Em “Camel”, de 1973, encontramos
as mesmas vocalizações suaves e o mesmo tipo de ornamentações e fraseado
solístico dos teclados (tocados por Peter Bardens, falecido em Janeiro) que os
Caravan desenvolveram em paralelo no seu período clássico, a par de arranjos,
como em “Separation”, fortemente marcados pela guitarra de Andrew Latimer, que
indicavam já o som típico que se instalaria a partir de “The Snow Goose”.
Mas “Camel” era apenas o
preâmbulo daquele que será o melhor álbum do grupo: “Mirage”, de 1974. O som
ganha músculo e convicção. Os solos de teclados de Bardens e da guitarra de
Latimer decorrem em simultâneo, cruzando-se numa rede intricada cuja
complexidade não ficava atrás das óperas surreais dos Genesis ou das fanfarras
medievais dos Gryphon. Ogres e princesas desviados de “The Lord of the Rings”,
acessos de jazz de cana-de-açucar, sintetizadores da corte do rei Artur, formam
um guache de sonhos, deliciosos para alguns, mas porventura detestáveis para os
ouvidos insensíveis ao espírito, à loucura e à pureza do rock progressivo. Para
estes, uma pequena dose dos 12 minutos de “Lady fantasy” (a presente edição foi
“sádica” ao ponto de incluir duas versões, igualmente longas, do tema…) – mini
suite da qual saiu tudo o que em “The Snow Goose” seria polido e arrumado num
quadro para pendurar na parede – será mais do que suficiente para suscitar a
aversão.
Concluída a fase de ensaios, os
Camel conquistariam a fama à custa do golpe de asa de um ganso. Com “The Snow
Goose”, álbum conceptual (brrrrrr, esse horror inominável que consistia em
desenvolver uma ideia para além dos 3 minutos permitidos por lei…) inspirado na
novela infantil de Paul Gallico, que catapultou os Camel para a 1ª divisão do
Progressivo, leia-se “dos dinossauros” (Jethro Tull, Genesis, Yes, Emerson, Lake
& Palmer), na boca dos detratores. Álbum “pretensioso” (leia-se: que teve o
desplante de tentar elevar a pop a um patamar mais nobre), sofrerá
provavelmente do mesmo mal que “Dark Side of the Moon”, dos Pink Floyd (curioso
verificar como “Rhayader goes to town” é, na essência, um tema floydiano), ou
seja, uma música unidirecional, cuja complexidade é mais aparente do que real,
incapaz de suportar audições sucessivas sem provocar uma sensação de “déjà vu”.

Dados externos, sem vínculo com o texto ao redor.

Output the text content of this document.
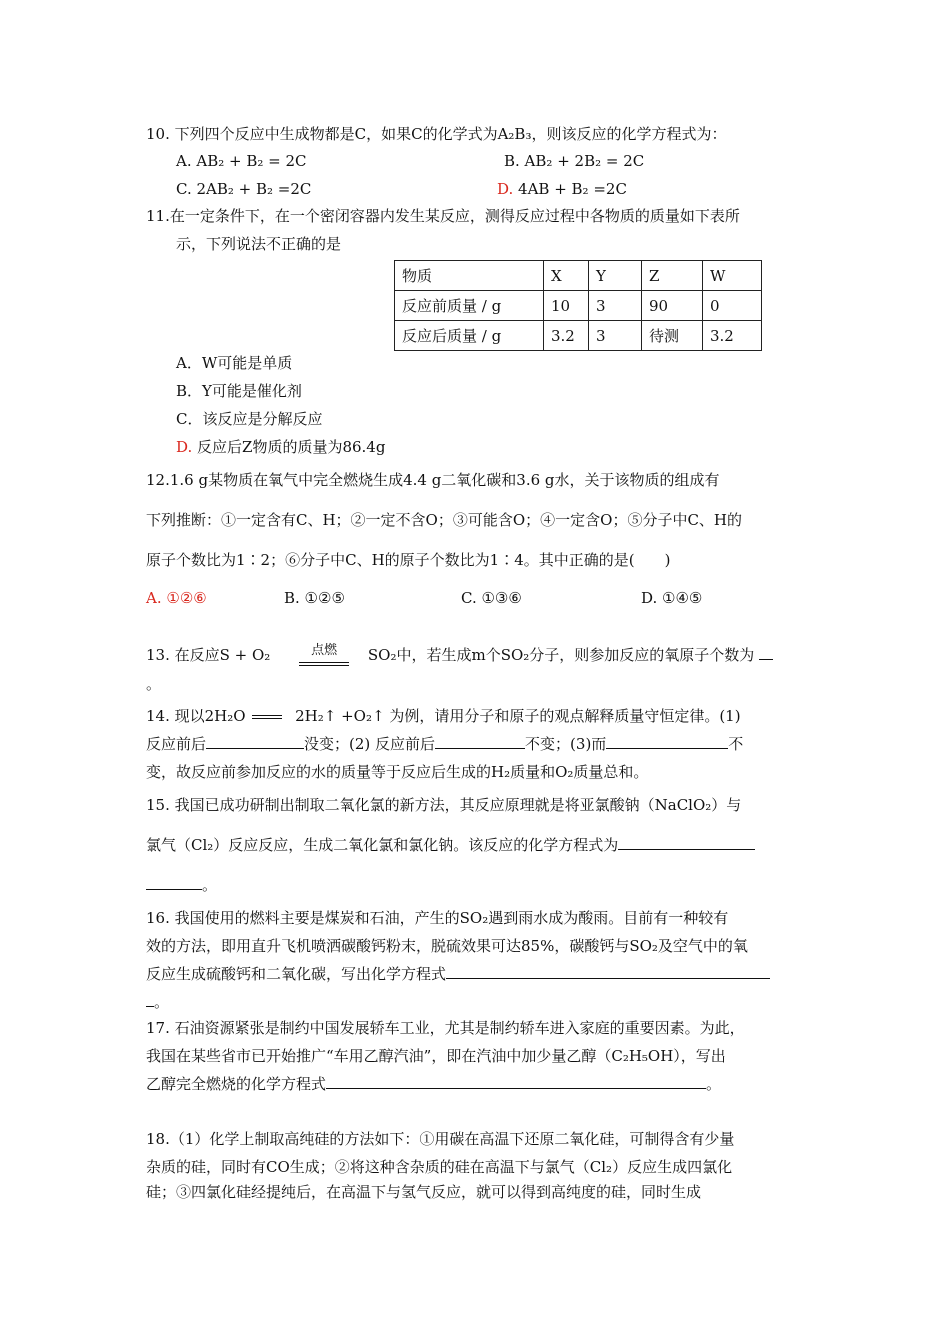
10. 下列四个反应中生成物都是C，如果C的化学式为A₂B₃，则该反应的化学方程式为：
A. AB₂ + B₂ = 2C	B. AB₂ + 2B₂ = 2C
C. 2AB₂ + B₂ =2C	D. 4AB + B₂ =2C
11.在一定条件下，在一个密闭容器内发生某反应，测得反应过程中各物质的质量如下表所
示，下列说法不正确的是
物质	X	Y	Z	W
反应前质量 / g	10	3	90	0
反应后质量 / g	3.2	3	待测	3.2
A．W可能是单质
B．Y可能是催化剂
C．该反应是分解反应
D. 反应后Z物质的质量为86.4g
12.1.6 g某物质在氧气中完全燃烧生成4.4 g二氧化碳和3.6 g水，关于该物质的组成有
下列推断：①一定含有C、H；②一定不含O；③可能含O；④一定含O；⑤分子中C、H的
原子个数比为1∶2；⑥分子中C、H的原子个数比为1∶4。其中正确的是(　　)
A. ①②⑥	B. ①②⑤	C. ①③⑥	D. ①④⑤
13. 在反应S + O₂	点燃 SO₂中，若生成m个SO₂分子，则参加反应的氧原子个数为
。
14. 现以2H₂O	2H₂↑ +O₂↑ 为例，请用分子和原子的观点解释质量守恒定律。(1)
反应前后	没变；(2) 反应前后	不变；(3)而	不
变，故反应前参加反应的水的质量等于反应后生成的H₂质量和O₂质量总和。
15. 我国已成功研制出制取二氧化氯的新方法，其反应原理就是将亚氯酸钠（NaClO₂）与
氯气（Cl₂）反应反应，生成二氧化氯和氯化钠。该反应的化学方程式为
。
16. 我国使用的燃料主要是煤炭和石油，产生的SO₂遇到雨水成为酸雨。目前有一种较有
效的方法，即用直升飞机喷洒碳酸钙粉末，脱硫效果可达85%，碳酸钙与SO₂及空气中的氧
反应生成硫酸钙和二氧化碳，写出化学方程式
。
17. 石油资源紧张是制约中国发展轿车工业，尤其是制约轿车进入家庭的重要因素。为此，
我国在某些省市已开始推广“车用乙醇汽油”，即在汽油中加少量乙醇（C₂H₅OH），写出
乙醇完全燃烧的化学方程式	。
18.（1）化学上制取高纯硅的方法如下：①用碳在高温下还原二氧化硅，可制得含有少量
杂质的硅，同时有CO生成；②将这种含杂质的硅在高温下与氯气（Cl₂）反应生成四氯化
硅；③四氯化硅经提纯后，在高温下与氢气反应，就可以得到高纯度的硅，同时生成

Pecado maior do Progressivo: quando a riqueza harmónica cede ao despotismo da
melodia, por mais agradável que esta possa soar. Um clássico menor, mesmo
assim, embora só aconselhável com receita médica.
“Moonmadness” é a insistência
numa fórmula que se revelara de sucesso, espécie de sequela de “The Snow
Goose”, da mesma forma que “Hergest Ridge” é uma extensão de “Tubular Bells”.
As melodias incisivas, como “Another night”, continuam presentes mas
desprende-se uma ressonância lunar que sacode o enjoo e emergiria em glória no
álbum que os Camel gravariam em 1976, “Rain Dances”, com Richard Caravan,
príncipe de Canterbury, e o convidado Brian Eno – mistério até hoje insondável
para os adversários do Progressivo.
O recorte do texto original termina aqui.